ROME (Reuters) - Italy’s government stuck by its economic forecasts on Thursday, dismissing more pessimistic ones from the European Commission as a row over the country’s expansionary 2019 budget rumbled on.
Prime Minister Giuseppe Conte said the Commission’s forecasts underestimated the positive impact on economic growth of the budget and of structural reforms that Rome is enacting.
“There are no grounds for questioning the soundness and the sustainability of our reforms,” he said in a statement. “For this reason we consider any other type of scenario for Italy’s public accounts to be absolutely implausible.”
Earlier on Thursday, the Commission forecast that the budget would push the deficit to 2.9 percent of gross domestic product in 2019, rather than the 2.4 percent outlined by Rome, rising to 3.1 percent rather than falling to 2.1 percent in 2020.
The Commission rejected the fiscal plan for 2019 last month, saying it flouted a previous commitment to lower the deficit and did not guarantee a reduction in the country’s debt, already the second highest in the euro zone as a proportion of GDP.
The EU executive gave Rome until Nov. 13 to present a new budget, but the government says it has no intention of changing its plans.

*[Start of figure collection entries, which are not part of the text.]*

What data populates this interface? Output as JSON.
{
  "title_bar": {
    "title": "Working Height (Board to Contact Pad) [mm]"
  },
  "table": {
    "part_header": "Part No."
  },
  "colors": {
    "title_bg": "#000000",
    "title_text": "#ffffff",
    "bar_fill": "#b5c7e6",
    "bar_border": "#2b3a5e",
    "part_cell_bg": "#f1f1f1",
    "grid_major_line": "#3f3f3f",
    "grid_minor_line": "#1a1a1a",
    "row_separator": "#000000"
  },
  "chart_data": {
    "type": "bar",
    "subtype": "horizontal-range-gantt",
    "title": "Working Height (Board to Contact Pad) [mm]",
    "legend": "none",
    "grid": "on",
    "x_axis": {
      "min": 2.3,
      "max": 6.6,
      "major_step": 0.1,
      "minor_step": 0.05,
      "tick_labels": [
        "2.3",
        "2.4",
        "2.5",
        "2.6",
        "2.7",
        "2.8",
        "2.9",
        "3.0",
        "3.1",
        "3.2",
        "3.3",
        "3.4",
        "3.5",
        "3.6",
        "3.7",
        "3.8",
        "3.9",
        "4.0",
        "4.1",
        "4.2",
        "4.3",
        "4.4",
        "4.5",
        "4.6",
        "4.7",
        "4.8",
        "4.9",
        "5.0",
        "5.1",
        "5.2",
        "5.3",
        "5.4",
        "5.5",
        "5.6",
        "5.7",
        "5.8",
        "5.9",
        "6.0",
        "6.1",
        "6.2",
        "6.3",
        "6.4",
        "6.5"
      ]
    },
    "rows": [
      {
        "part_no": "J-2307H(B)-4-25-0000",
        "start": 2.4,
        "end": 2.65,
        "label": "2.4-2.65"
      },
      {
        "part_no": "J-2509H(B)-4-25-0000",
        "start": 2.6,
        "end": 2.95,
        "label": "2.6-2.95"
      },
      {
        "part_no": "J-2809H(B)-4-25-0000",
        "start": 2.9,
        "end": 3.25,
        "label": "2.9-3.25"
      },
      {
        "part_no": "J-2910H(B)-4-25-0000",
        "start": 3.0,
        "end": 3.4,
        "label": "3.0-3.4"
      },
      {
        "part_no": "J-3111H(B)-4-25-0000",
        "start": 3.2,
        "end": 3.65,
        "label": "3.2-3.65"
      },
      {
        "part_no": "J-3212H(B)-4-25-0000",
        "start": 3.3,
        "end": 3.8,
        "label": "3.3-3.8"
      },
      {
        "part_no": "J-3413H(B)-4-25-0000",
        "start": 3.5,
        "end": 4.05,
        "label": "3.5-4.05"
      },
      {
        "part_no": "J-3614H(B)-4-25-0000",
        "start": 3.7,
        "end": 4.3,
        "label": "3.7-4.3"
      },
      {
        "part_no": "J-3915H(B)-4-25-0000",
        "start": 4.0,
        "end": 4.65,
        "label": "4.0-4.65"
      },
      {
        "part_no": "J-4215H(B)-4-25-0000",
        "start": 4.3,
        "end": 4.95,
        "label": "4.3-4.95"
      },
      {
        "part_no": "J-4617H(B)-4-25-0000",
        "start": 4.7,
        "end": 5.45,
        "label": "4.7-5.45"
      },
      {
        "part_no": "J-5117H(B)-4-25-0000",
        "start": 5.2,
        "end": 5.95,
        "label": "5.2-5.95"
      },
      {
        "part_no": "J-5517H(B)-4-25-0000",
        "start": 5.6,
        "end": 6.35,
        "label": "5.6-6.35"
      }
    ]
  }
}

If Italy does not budge, the Commission could launch an “excessive deficit procedure” that could eventually result in fines, though these have never been levied on any country in the monetary union.
“The European Commission’s forecasts for the Italian deficit are in sharp contrast to those of the Italian government and derive from an inaccurate and incomplete analysis (of the budget),” said Economy Minister Giovanni Tria.
“We regret to note this technical slip on the part of the Commission, which will not influence the continuation of constructive dialogue with (it).”
Tria said the government was committed to respecting 2.4 percent as a top limit for the deficit next year.
The Commission said Italian GDP would rise 1.2 percent in 2019, instead of the 1.5 percent seen by Rome, and 1.3 percent rather than 1.6 percent in 2020. This would leave debt ratios little changed in the next three years, it said.
The Commission forecasts underline the view in Brussels, backed last Monday by all euro zone finance ministers, that Italy’s 2019 budget breaks European Union fiscal rules, which call for annual reductions in deficit and debt.
“Italy is not in any way a problem (for the EU)... but instead it will contribute to the growth of the whole continent,” Conte said, adding he was looking forward to positive discussions.
Among planned reforms he cited an overhaul of public job centers, simplified rules on public tenders and a boost to public investments.